Les licenciements se poursuivront jusqu'à ce que nous apprenions à utiliser l'IA
Auteur original : Arnav Gupta, ingénieur en IA
Bao Yu, analyst AI


Dans le bureau de la direction de notre entreprise, une liste de licenciements concernant jusqu'à 8000 personnes repose quelque part. J'ai 10 % de chances d'être sur cette liste. Dans quelques jours, le 20 mai, je connaîtrai mon sort.

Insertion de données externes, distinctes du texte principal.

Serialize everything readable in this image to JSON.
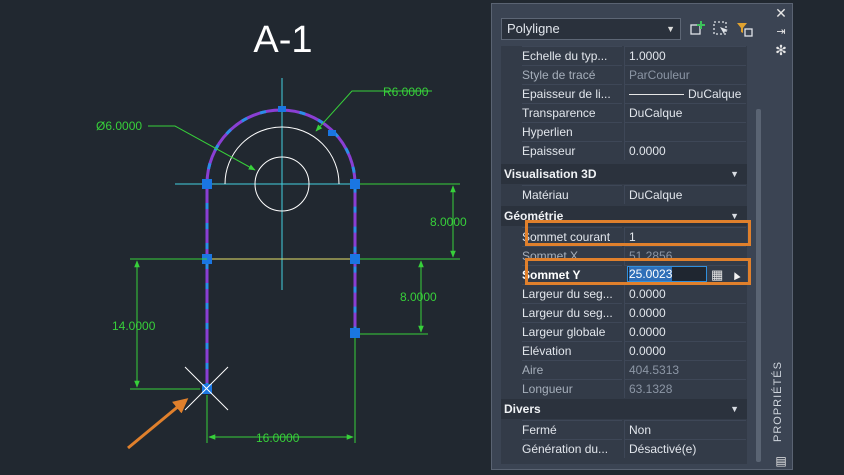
{
  "drawing": {
    "title": "A-1",
    "dimensions": {
      "radius": "R6.0000",
      "diameter": "Ø6.0000",
      "dim_right_upper": "8.0000",
      "dim_right_lower": "8.0000",
      "dim_left": "14.0000",
      "dim_bottom": "16.0000"
    },
    "colors": {
      "background": "#212830",
      "dimension": "#37d03a",
      "polyline": "#8a3fd4",
      "grip": "#1a76e2",
      "centerline": "#42d0e0",
      "arrow": "#e0802c"
    }
  },
  "palette": {
    "object_type": "Polyligne",
    "toolbar_icons": [
      "toggle-pickadd-icon",
      "select-objects-icon",
      "quick-select-icon"
    ],
    "general_rows": [
      {
        "name": "Echelle du typ...",
        "value": "1.0000"
      },
      {
        "name": "Style de tracé",
        "value": "ParCouleur",
        "dim": true
      },
      {
        "name": "Epaisseur de li...",
        "value": "DuCalque",
        "lineweight": true
      },
      {
        "name": "Transparence",
        "value": "DuCalque"
      },
      {
        "name": "Hyperlien",
        "value": ""
      },
      {
        "name": "Epaisseur",
        "value": "0.0000"
      }
    ],
    "sections": {
      "viz3d": "Visualisation 3D",
      "geometry": "Géométrie",
      "misc": "Divers"
    },
    "viz3d_rows": [
      {
        "name": "Matériau",
        "value": "DuCalque"
      }
    ],
    "geometry_rows": [
      {
        "name": "Sommet courant",
        "value": "1"
      },
      {
        "name": "Sommet X",
        "value": "51.2856",
        "dim": true
      },
      {
        "name": "Sommet Y",
        "value": "25.0023",
        "editing": true
      },
      {
        "name": "Largeur du seg...",
        "value": "0.0000"
      },
      {
        "name": "Largeur du seg...",
        "value": "0.0000"
      },
      {
        "name": "Largeur globale",
        "value": "0.0000"
      },
      {
        "name": "Elévation",
        "value": "0.0000"
      },
      {
        "name": "Aire",
        "value": "404.5313",
        "dim": true
      },
      {
        "name": "Longueur",
        "value": "63.1328",
        "dim": true
      }
    ],
    "misc_rows": [
      {
        "name": "Fermé",
        "value": "Non"
      },
      {
        "name": "Génération du...",
        "value": "Désactivé(e)"
      }
    ],
    "side_label": "PROPRIÉTÉS",
    "side_icons": [
      "close-icon",
      "auto-hide-icon",
      "properties-menu-icon"
    ]
  }
}
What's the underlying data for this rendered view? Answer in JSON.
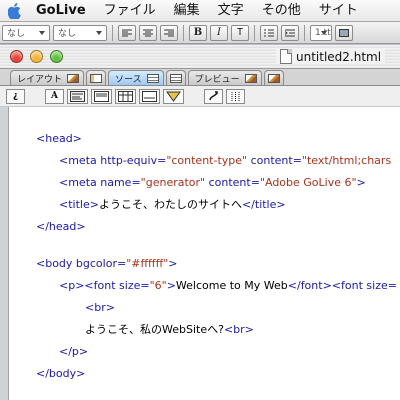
{
  "menubar": {
    "app": "GoLive",
    "items": [
      "ファイル",
      "編集",
      "文字",
      "その他",
      "サイト"
    ]
  },
  "toolbar": {
    "paragraph_format": "なし",
    "font_style": "なし",
    "bold": "B",
    "italic": "I",
    "teletype": "T",
    "size_field": "1.tt"
  },
  "window": {
    "title": "untitled2.html",
    "tabs": [
      {
        "label": "レイアウト",
        "active": false
      },
      {
        "label": "ソース",
        "active": true
      },
      {
        "label": "プレビュー",
        "active": false
      }
    ]
  },
  "source_toolbar": {
    "wrap_button": "¿",
    "text_button": "A",
    "help_button": "?"
  },
  "code": {
    "l1": {
      "open": "<head>"
    },
    "l2": {
      "tag": "<meta ",
      "a1": "http-equiv=",
      "v1": "\"content-type\"",
      "a2": " content=",
      "v2": "\"text/html;chars"
    },
    "l3": {
      "tag": "<meta ",
      "a1": "name=",
      "v1": "\"generator\"",
      "a2": " content=",
      "v2": "\"Adobe GoLive 6\"",
      "close": ">"
    },
    "l4": {
      "open": "<title>",
      "text": "ようこそ、わたしのサイトへ",
      "close": "</title>"
    },
    "l5": {
      "close": "</head>"
    },
    "l6": {
      "tag": "<body ",
      "a1": "bgcolor=",
      "v1": "\"#ffffff\"",
      "close": ">"
    },
    "l7": {
      "open": "<p><font ",
      "a1": "size=",
      "v1": "\"6\"",
      "mid": ">",
      "text": "Welcome to My Web",
      "close": "</font><font ",
      "a2": "size="
    },
    "l8": {
      "tag": "<br>"
    },
    "l9": {
      "text": "ようこそ、私のWebSiteへ?",
      "tag": "<br>"
    },
    "l10": {
      "tag": "</p>"
    },
    "l11": {
      "tag": "</body>"
    }
  },
  "colors": {
    "tag": "#1a1aa8",
    "value": "#a8321c",
    "close_light": "#e8463a",
    "minimize_light": "#f2b53a",
    "zoom_light": "#5fc23f"
  }
}
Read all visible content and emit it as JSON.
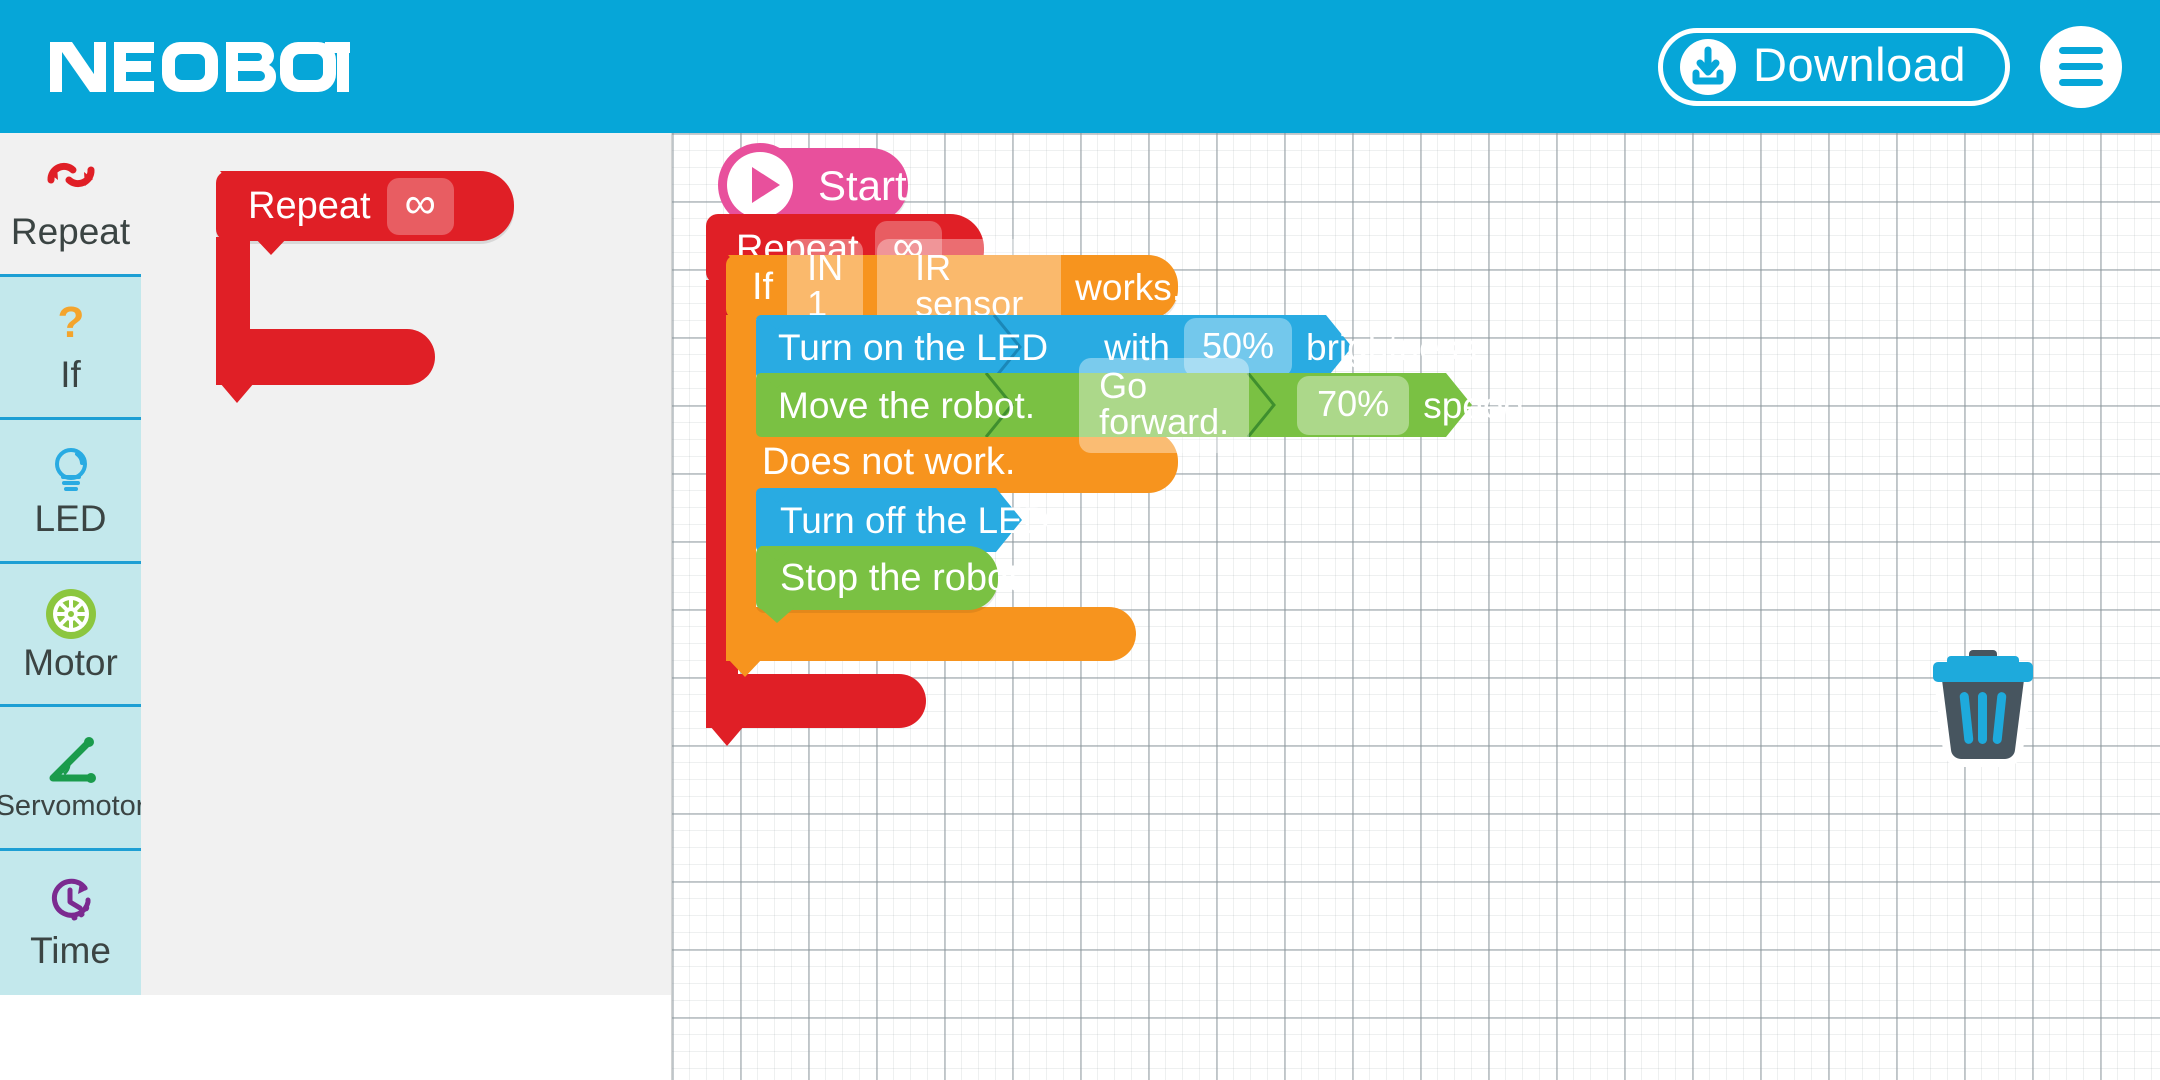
{
  "header": {
    "brand": "NEOBOT",
    "download_label": "Download",
    "download_icon": "download-circle-icon",
    "menu_icon": "hamburger-menu-icon",
    "bg_color": "#06a6d8"
  },
  "sidebar": {
    "items": [
      {
        "label": "Repeat",
        "icon": "repeat-loop-icon",
        "color": "#e01f26",
        "active": true
      },
      {
        "label": "If",
        "icon": "question-mark-icon",
        "color": "#f7941e",
        "active": false
      },
      {
        "label": "LED",
        "icon": "light-bulb-icon",
        "color": "#29abe2",
        "active": false
      },
      {
        "label": "Motor",
        "icon": "wheel-icon",
        "color": "#8cc63f",
        "active": false
      },
      {
        "label": "Servomotor",
        "icon": "angle-icon",
        "color": "#1a9b4c",
        "active": false
      },
      {
        "label": "Time",
        "icon": "clock-icon",
        "color": "#7b2a90",
        "active": false
      }
    ]
  },
  "palette": {
    "blocks": [
      {
        "type": "repeat",
        "label": "Repeat",
        "value": "∞",
        "color": "#e01f26"
      }
    ]
  },
  "canvas": {
    "trash_icon": "trash-can-icon",
    "script": {
      "start": {
        "label": "Start",
        "icon": "play-icon",
        "color": "#e8509c"
      },
      "repeat": {
        "label": "Repeat",
        "value": "∞",
        "color": "#e01f26"
      },
      "if": {
        "keyword": "If",
        "port": "IN 1",
        "sensor": "IR sensor",
        "suffix": "works.",
        "else_label": "Does not work.",
        "color": "#f7941e"
      },
      "then_blocks": [
        {
          "name": "led-on",
          "color": "#29abe2",
          "segments": [
            "Turn on the LED",
            "with",
            "50%",
            "brightness"
          ],
          "action": "Turn on the LED",
          "with_word": "with",
          "value": "50%",
          "unit": "brightness"
        },
        {
          "name": "motor-move",
          "color": "#7ac143",
          "action": "Move the robot.",
          "direction": "Go forward.",
          "value": "70%",
          "unit": "speed"
        }
      ],
      "else_blocks": [
        {
          "name": "led-off",
          "color": "#29abe2",
          "action": "Turn off the LED"
        },
        {
          "name": "motor-stop",
          "color": "#7ac143",
          "action": "Stop the robot."
        }
      ]
    }
  }
}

Après avoir vu l'annonce de Coinbase concernant les licenciements liés à l'IA aujourd'hui, j'ai décidé d'écrire cet article. J'ai délibérément commencé avant le 20 mai, car je voulais partager des opinions les plus sincères possibles, sans aucune émotion personnelle du type « je reste ou je pars ». Ces réflexions ne concernent pas seulement ma propre situation de licenciement, ni même uniquement mon entreprise. Elles proviennent des véritables sentiments de mes amis travaillant dans de grandes et moyennes entreprises.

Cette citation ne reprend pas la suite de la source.